Strong and secure passwords are key to protecting the university’s data. The purpose of this policy is to help guide system users in securing credentials used to access Wright State computer systems.
The following are general password policies applicable for network, system resources and Internet access use:
Users must abide by policies stated in the WSU Computing and Telecommunications Account Policy Statement.
Campus passwords and user logon IDs should be unique to each authorized user.
Campus passwords will follow the standard set forth on the WINGS portal.
- The password length must be 8 to 24
- The password must contain a letter.
- The password must contain at least one of these special characters:0123456789^()-_!$
- Do NOT use names or common words in the dictionary.
- Do NOT use the last four digits of your SSN.
- Do NOT use your CAMPUS Account username, your first name, or your last name.
- Do NOT use 3 or more repeated (i.e., aaa or 111) or consecutive (i.e., abc or 123) characters.
- Must NOT be a previously used password.
Campus passwords will be kept private i.e., not shared, coded into programs, or written down.
Campus passwords will be changed every 180 days for employees, with the exception of individuals enrolled in two-factor authentication. Individuals utilizing two-factor authentication will not be required to change their password unless compromise of the password has occurred. Systems will enforce password change with an automatic expiration and prevent repeated or reused passwords. Student passwords will be changed every five years.
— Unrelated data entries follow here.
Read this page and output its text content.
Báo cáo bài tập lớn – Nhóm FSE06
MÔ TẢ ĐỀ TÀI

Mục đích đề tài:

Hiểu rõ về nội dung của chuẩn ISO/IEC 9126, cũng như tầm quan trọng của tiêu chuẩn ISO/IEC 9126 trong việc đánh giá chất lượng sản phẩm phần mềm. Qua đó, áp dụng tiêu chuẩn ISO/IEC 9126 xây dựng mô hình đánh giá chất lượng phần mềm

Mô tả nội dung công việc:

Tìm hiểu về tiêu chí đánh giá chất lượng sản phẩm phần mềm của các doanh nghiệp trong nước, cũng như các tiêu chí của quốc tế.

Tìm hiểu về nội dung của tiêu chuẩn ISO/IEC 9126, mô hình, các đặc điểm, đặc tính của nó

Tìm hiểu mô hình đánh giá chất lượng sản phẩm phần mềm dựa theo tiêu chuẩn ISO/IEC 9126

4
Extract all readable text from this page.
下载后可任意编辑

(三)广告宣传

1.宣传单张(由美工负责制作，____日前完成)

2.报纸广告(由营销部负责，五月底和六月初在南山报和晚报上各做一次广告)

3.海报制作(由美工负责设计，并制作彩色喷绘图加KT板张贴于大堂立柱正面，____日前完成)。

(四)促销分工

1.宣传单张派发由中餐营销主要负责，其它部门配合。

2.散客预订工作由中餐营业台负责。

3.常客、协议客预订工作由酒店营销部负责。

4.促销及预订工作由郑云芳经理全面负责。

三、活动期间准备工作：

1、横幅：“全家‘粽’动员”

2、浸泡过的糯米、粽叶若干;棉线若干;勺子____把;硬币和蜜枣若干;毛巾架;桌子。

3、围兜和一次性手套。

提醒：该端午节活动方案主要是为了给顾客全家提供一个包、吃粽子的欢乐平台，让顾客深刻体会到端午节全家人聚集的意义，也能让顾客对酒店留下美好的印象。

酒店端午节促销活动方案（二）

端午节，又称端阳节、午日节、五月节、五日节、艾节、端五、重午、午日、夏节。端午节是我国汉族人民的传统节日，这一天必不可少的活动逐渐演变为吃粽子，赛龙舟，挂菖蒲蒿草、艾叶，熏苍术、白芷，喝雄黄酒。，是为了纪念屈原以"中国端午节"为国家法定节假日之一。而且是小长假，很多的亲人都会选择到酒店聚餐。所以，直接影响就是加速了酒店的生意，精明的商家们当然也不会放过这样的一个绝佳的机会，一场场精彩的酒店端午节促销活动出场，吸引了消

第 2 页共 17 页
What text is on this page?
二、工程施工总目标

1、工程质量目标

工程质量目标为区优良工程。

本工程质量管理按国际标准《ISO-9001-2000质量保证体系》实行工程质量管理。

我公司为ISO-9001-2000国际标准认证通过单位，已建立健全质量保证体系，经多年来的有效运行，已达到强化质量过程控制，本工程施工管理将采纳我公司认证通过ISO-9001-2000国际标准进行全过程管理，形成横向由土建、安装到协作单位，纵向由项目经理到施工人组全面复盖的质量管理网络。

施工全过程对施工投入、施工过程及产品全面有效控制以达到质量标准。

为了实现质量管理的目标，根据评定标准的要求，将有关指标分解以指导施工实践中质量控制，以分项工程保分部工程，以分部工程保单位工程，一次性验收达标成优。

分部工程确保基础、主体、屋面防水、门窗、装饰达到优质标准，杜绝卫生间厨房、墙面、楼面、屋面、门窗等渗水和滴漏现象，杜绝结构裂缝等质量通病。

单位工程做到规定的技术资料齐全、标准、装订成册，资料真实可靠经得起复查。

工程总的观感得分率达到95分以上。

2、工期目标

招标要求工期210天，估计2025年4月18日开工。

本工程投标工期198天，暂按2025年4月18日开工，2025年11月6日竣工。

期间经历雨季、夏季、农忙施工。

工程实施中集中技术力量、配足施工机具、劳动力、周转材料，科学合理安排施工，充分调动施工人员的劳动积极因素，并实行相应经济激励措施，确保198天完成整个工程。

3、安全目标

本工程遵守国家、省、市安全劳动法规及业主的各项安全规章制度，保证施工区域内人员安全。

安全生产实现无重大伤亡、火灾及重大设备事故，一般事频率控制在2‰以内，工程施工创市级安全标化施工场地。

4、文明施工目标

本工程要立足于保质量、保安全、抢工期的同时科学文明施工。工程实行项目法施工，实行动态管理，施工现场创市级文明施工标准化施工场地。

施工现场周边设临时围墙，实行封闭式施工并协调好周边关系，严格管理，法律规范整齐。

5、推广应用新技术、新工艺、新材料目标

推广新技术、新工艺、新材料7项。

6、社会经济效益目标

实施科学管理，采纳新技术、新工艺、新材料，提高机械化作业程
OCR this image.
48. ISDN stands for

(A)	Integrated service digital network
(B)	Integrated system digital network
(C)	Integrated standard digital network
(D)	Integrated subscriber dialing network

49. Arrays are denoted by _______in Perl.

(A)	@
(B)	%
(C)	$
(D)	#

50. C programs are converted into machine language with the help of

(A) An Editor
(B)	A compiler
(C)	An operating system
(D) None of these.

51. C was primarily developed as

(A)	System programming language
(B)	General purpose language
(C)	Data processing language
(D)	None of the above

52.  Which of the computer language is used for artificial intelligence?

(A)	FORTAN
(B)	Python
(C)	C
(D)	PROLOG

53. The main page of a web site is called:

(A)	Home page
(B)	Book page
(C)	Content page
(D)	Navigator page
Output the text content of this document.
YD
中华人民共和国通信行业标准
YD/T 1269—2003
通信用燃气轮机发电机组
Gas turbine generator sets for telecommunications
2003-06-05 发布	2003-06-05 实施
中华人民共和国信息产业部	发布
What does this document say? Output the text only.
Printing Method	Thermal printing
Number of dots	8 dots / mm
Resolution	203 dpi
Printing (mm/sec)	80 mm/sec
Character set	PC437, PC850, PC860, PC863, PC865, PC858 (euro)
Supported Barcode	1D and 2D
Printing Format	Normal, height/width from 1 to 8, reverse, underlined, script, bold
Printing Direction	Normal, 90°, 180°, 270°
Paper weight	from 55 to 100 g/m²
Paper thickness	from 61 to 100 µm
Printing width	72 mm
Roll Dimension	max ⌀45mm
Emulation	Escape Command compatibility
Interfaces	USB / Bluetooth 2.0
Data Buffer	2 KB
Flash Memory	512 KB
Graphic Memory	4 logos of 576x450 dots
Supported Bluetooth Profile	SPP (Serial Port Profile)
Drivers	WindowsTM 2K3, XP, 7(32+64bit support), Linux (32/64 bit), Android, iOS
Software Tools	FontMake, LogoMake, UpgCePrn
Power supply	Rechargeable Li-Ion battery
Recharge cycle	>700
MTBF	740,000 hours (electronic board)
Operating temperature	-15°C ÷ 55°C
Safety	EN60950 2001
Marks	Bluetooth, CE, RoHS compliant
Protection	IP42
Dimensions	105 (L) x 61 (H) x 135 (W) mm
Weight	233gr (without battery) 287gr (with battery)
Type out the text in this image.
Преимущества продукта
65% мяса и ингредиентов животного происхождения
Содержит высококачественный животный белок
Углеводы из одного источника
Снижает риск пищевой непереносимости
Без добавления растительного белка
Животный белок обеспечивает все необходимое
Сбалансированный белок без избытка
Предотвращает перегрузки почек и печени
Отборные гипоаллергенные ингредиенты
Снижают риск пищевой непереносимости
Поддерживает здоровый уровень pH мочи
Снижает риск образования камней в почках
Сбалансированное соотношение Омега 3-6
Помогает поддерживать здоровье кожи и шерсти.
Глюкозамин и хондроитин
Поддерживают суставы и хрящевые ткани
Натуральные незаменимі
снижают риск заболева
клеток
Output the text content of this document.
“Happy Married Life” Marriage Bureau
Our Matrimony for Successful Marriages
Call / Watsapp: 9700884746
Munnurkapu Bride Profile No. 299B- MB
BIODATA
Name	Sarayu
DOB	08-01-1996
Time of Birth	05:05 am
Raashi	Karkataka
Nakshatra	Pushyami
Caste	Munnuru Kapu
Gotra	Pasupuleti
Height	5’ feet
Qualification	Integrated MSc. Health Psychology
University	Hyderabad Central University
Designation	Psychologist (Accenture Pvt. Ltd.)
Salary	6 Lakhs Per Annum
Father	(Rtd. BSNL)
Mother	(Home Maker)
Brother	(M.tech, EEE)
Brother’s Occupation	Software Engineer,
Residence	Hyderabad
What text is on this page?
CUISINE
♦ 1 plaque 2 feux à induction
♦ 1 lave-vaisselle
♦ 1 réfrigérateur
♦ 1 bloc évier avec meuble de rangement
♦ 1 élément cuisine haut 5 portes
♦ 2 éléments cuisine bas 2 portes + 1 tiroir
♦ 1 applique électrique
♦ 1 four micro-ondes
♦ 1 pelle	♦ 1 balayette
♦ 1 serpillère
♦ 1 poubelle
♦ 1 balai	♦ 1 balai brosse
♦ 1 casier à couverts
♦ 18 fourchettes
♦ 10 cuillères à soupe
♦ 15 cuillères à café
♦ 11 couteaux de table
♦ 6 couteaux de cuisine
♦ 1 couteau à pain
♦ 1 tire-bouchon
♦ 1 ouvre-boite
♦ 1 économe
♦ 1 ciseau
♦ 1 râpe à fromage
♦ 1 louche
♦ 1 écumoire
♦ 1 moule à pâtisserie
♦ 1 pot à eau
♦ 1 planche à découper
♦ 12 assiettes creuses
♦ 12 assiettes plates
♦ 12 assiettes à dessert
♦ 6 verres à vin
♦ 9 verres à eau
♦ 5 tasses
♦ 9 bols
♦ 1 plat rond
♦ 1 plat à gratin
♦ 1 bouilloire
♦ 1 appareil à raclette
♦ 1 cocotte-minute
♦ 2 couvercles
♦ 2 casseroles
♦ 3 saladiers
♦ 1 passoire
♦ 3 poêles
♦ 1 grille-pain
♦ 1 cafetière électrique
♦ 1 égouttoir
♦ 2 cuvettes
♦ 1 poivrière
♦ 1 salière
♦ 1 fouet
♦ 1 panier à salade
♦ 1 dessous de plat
Campus passwords associated with the PCI-DSS systems change every 90 days. Systems will enforce password change with an automatic expiration and prevent repeated or reused passwords for a minimum of 8 previous passwords.
Campus User accounts will be locked after 9 failed logon attempts. User accounts associated with PCI-DSS systems will be locked after 5 failed logins requiring an admin reset. All failed login attempts will be recorded.
Successful logons should display the date and time of the last logon and logoff.
Logon IDs and passwords are suspended if a client is not authorized during current term unless authorized by Computing and Telecommunications Account Policy Statement.
Campus passwords will be changed after first use.